Appeal Type: Appeal against sentence.
Facts: The respondent, an Aboriginal man, was intoxicated and following an argument with the complainant (his de facto partner), stabbed her in the thigh, punched her in the mouth twice and continued to shout and threaten her. He pleaded guilty to unlawful wounding and was sentenced to two years’ probation and ordered to perform 120 hours of community service, with no conviction recorded. It is unclear whether at the time of the offence, there was a current or lapsed protection order against the respondent in favour of the complainant. The complainant was supportive of the respondent, but did not wish to see him in prison.
Issue/s: Whether the sentence was manifestly inadequate.

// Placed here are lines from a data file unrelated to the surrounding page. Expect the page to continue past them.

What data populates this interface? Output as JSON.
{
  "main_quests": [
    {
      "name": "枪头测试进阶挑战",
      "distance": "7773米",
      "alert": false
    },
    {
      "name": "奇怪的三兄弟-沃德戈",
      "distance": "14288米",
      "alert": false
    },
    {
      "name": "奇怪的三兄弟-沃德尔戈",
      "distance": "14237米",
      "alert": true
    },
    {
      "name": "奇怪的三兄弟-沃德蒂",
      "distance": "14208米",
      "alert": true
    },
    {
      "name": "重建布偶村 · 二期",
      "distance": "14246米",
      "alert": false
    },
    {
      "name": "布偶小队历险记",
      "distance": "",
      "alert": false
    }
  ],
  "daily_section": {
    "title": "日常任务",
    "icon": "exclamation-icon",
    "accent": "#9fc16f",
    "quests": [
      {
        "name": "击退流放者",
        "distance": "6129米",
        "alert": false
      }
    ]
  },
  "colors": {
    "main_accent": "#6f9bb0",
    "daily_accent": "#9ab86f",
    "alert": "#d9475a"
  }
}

Decision and Reasoning: The appeal was upheld. The respondent was re-sentenced to a suspended period of imprisonment for one year, with an operational period of two years. A conviction was recorded. The Court of Appeal imposed a sentence of imprisonment of 1 year despite the wishes of the complainant, the fact that the relationship had resumed and the fact the respondent had returned to his community and returned to work. However, the operational period of the sentence was suspended. Fitzgerald P (at 6) made the following comments relating to how social and economic disadvantage (both generally and in remote Aboriginal and Torres Strait Islander communities) is relevant when sentencing domestic violence offenders –
“It was right for (the trial judge) to have regard to the respondent’s disadvantages and open to him, as a result, to sentence the respondent as leniently as the circumstances of his offence admitted. However, such disadvantages do not justify or excuse violence against women or, to take another example, abuse of children. Women and children who live in deprived communities or circumstances should not also be deprived of the law’s protection. A proposition that such offences should not be adequately penalised because of disadvantages experienced by a group of which the offender is a member is not one which is acceptable to the general community or one which we would expect to be accepted by the particular community of which an offender and complainant are members.”